On Monday, November 10th, at 7:00pm we will be hosting our monthly Climate Science and Energy Engineering Dinner, which will usually occur on the 2nd Monday of every month.

The event will be at the , by 9th Ave & 34th St in Manhattan, within easy reach of the A/C/E & 7 subways, and one block from Penn / Moynihan station. The diner has a large menu with affordable prices, generous portions, and is willing to do separate checks for a large group, with everybody using their own credit card.

The topics of conversation will be

  • Climate Science: you have to be able to debate climate science in order to reach out to conservatives, and also, even if you don't talk with conservatives, there is a lot of controversy over just how bad things will get, and how fast.
  • Energy Engineering: We have to decarbonize the economy, but there are many unresolved / controversial issues to discuss -- which zero carbon sources of energy are preferable, how to decarbonize transportation, particularly aviation.

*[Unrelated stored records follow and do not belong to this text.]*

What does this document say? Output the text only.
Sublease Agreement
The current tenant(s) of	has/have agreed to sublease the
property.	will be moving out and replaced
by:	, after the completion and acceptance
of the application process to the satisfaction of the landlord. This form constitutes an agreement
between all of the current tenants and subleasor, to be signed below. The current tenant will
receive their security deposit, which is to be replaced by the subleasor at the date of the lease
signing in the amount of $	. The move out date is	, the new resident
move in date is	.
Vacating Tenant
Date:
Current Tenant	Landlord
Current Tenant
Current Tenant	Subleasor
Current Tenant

To get public cooperation, we have to figure out a path to decarbonize that won't involve too much negative impact on per capita GDP, or too much disruption to our way of life.

Optional Reading (there will be a 30-60 minute presentation on this at the event, where it will be assumed that most people didn't do the reading):

Climate Sketpic of the Month: Bjorn Lomborg


Event Photos

The first thing Bjorn Lomborg will tell you is that he's not a "climate denier" because he believes the Reports of the Intergovernmental Panel on Climate Change (IPCC). But most of the time that his lips are moving, he is making a case against aggressive climate action.

Accurate Criticisms of the Climate Movement:

He frequently criticizes the climate movement, and there is much to criticize. He points out how many of the most famous climate activists have made wildly inaccurate predictions that have failed to pass, and that the solutions they advocated were often unwise.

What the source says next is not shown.